Secondo i dati più recenti dell’Organizzazione mondiale del commercio (Omc), nel 2020 l’ex-import internazionale ha subito una contrazione del 9,2%, dopo avere segnato un incremento del 7,2% nel 2019. All’inizio di quest’anno, si sperava in un rapido rimbalzo, ma le indicazioni preliminari, basate sul primo trimestre 2021, parlano di un nuovo calo. La pandemia continua ad infettare e fare vittime, anche se i programmi di vaccinazione in atto fanno sperare in un marcato affievolimento entro l’autunno, nei Paesi Ocse. Continuerà, però, ad imperversare in numerosi Paesi in via di sviluppo e da là a continuare ad infettare il resto del mondo. A questi effetti strettamente legati alla pandemia che incideranno sempre meno quanto più il Covid-19 sarà sotto controllo, si aggiungono quelli, più gravi, di medio e lungo periodo su cui meno si è riflettuto ma che potranno avere effetti molto pesanti. Le vere e proprie “ferite” al sistema del commercio mondiale.

Una riflessione su questi temi (in gran misura ignorati nel dibattito politico) si è potuta fare in tre seminari organizzati dal dinamico Istituto Bruno Leoni, in collaborazione con l’Ups. Vale la pena riprenderne alcuni spunti che possono essere utili ai lavori di preparazione al G20 in cui, a torto od a ragione, ci si aspetta che la presidenza (ossia l’Italia) ponga sul tavolo proposte concrete.

La prima “ferita” è il dilagare dell’intervento pubblico, anche nel commercio internazionale, come elemento principale delle politiche, dei programmi e delle misure di sollievo a settori e categorie più colpite dagli effetti economici della pandemia. Sono state introdotte misure protezionistiche, a volte poco palesi, che hanno fortemente minato la regole di fondo dell’Omc. Tanto che la stessa Omc era indebolita con uno degli Stati membri più importanti (gli Stati Uniti) apertamente favorevoli ad accordi bilaterali (piuttosto che a regole multilaterali), con l’Unione europea (Ue) che proponeva programmi poco meditati di riforma, con un direttore generale in scadenza e con la propria funzione giurisdizionale impedita dalla mancata nomina dei giudici per sostituire quelli scaduti.

La seconda “ferita” è, in gran misura, un corollario della prima. La risposta alla pandemia ha causato una dilatazione dell’indebitamento delle pubbliche amministrazioni sia nei Paesi Ocse sia in quelli in via di sviluppo.
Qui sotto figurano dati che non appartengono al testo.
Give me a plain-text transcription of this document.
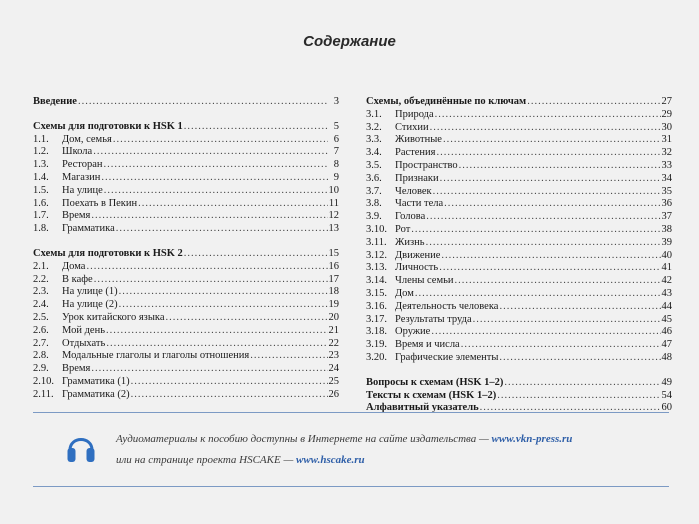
Содержание
Введение .....	3
Схемы для подготовки к HSK 1 .....	5
1.1.	Дом, семья .....	6
1.2.	Школа .....	7
1.3.	Ресторан .....	8
1.4.	Магазин .....	9
1.5.	На улице .....	10
1.6.	Поехать в Пекин .....	11
1.7.	Время .....	12
1.8.	Грамматика .....	13
Схемы для подготовки к HSK 2 .....	15
2.1.	Дома .....	16
2.2.	В кафе .....	17
2.3.	На улице (1) .....	18
2.4.	На улице (2) .....	19
2.5.	Урок китайского языка .....	20
2.6.	Мой день .....	21
2.7.	Отдыхать .....	22
2.8.	Модальные глаголы и глаголы отношения .....	23
2.9.	Время .....	24
2.10. Грамматика (1) .....	25
2.11. Грамматика (2) .....	26
Схемы, объединённые по ключам .....	27
3.1.	Природа .....	29
3.2.	Стихии .....	30
3.3.	Животные .....	31
3.4.	Растения .....	32
3.5.	Пространство .....	33
3.6.	Признаки .....	34
3.7.	Человек .....	35
3.8.	Части тела .....	36
3.9.	Голова .....	37
3.10. Рот .....	38
3.11. Жизнь .....	39
3.12. Движение .....	40
3.13. Личность .....	41
3.14. Члены семьи .....	42
3.15. Дом .....	43
3.16. Деятельность человека .....	44
3.17. Результаты труда .....	45
3.18. Оружие .....	46
3.19. Время и числа .....	47
3.20. Графические элементы .....	48
Вопросы к схемам (HSK 1–2) .....	49
Тексты к схемам (HSK 1–2) .....	54
Алфавитный указатель .....	60
Аудиоматериалы к пособию доступны в Интернете на сайте издательства — www.vkn-press.ru
или на странице проекта HSCAKE — www.hscake.ru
Il forte indebitamento ha sempre causato politiche restrittive agli scambi internazionali oppure accordi bilaterali invece di un sistema multilaterale.

La terza “ferita” è la “nazionalizzazione” dei programmi vaccinali (Usa, Regno Unito, India) bloccandone o limitandone il libero commercio su base multilaterale. I programmi vaccinali saranno di medio periodo sia perché saranno necessarie vaccinazioni ogni anno o quasi sia perché le prospettive sono che il Covid 19 diventerà endemico come molte altre malattie infettive. Quindi, la “nazionalizzazione” minaccia di diventare permanente o quasi.
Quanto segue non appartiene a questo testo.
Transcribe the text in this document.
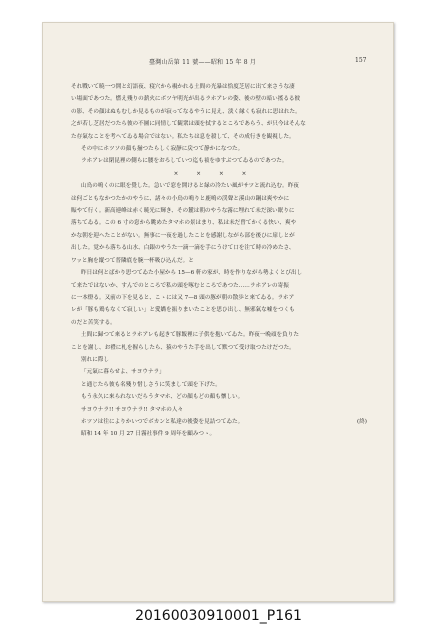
臺灣山岳第 11 號——昭和 15 年 8 月	157

それ戰いて暁一つ開と幻語夜、寝穴から覗かれる土間の光暴は恰度芝居に出て来さうな凄

い場面であつた。燃え殘りの薪火にボツヤ明光が出るラホアレの姿、後の壁の暗い搖るる彼

の影、その顔はぬもむしか見るものが寂ってなるやうに見え、淡く縁くも寂れに思はれた。

之が若し芝居だつたら彼の不圖に同情して観衆は頭を拭するところであらう、が只今はそんな

た存氣なことを考へてゐる場合ではない。私たちは息を殺して、その成行きを観視した。

その中にホツソの顔も揃つたらしく寂靜に戻つて静かになつた。

ラホアレは閉昆裡の側らに腰をおろしていつ迄も祓をゆすぶつてゐるのであつた。

××××

山鳥の鳴くのに眼を覺した。急いで窓を開けると緑の冷たい風がサツと流れ込む。昨夜

は何ごともなかつたかのやうに、諸々の小鳥の鳴りと鹿鳴の渓聲と溪山の鋼は爽やかに

賑やて行く。新高連峰は赤く暁光に輝き、その麓は朝のやうな霧に埋れて未だ深い眠りに

落ちてゐる。この 6 寸の窓から眺めたタマホの景はまり、私は未だ曾てかくる快い、爽や

かな朝を迎へたことがない。無事に一夜を過したことを感謝しながら部を後ひに扉しとが

出した。覚から落ちる山水、白銀のやうた一滴一滴を手にうけて口を注て時の冷めたさ、

ワッと胸を縦つて普隣底を腕一杯吸ひ込んだ。と

昨日は何とばかり思つてゐた小屋から 15—6 軒の家が、時を作りながら勢よくとび出し

て来たではないか、すんでのところで私の頭を啄むところであつた……ラホアレの寄振

に一本燈る。又前の下を見ると、こゝには又 7—8 頭の豚が朝の散歩と來てゐる。ラホア

レが「豚も鶏もなくて寂しい」と愛嬌を振りまいたことを思ひ出し、無邪氣な嘘をつくも

のだと苦笑する。

土間に歸つて來るとラホアレも起きて豚飯裡に子供を抱いてゐた。昨夜一晩頑を負りた

ことを謝し、お禮に札を握らしたら、猿のやうた手を出して默つて受け取つたけだつた。

別れに際し

「元氣に暮らせよ、サヨウナラ」

と通じたら彼も名殘り惜しさうに笑まして頭を下げた。

もう永久に來られないだらうタマホ、どの顏もどの顏も懷しい。

サヨウナラ!! サヨウナラ!! タマホの人々

ホツソは往によりかいつでボカンと私達の後姿を見詰つてゐた。	(終)

昭和 14 年 10 月 27 日霧社事件 9 周年を顧みつゝ。

20160030910001_P161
La materia è molto complessa e non si vede una soluzione facile. Una proposta ipotizzabile è quella che in seno all’Omc si prepari e si approvi un protocollo su cosa fare in caso di pandemia per tutelare priorità nazionali mantenendo però un quadro multilaterale. Tale quadro dimostra da 75 anni di essere il più efficiente, il più efficace ed il più libero.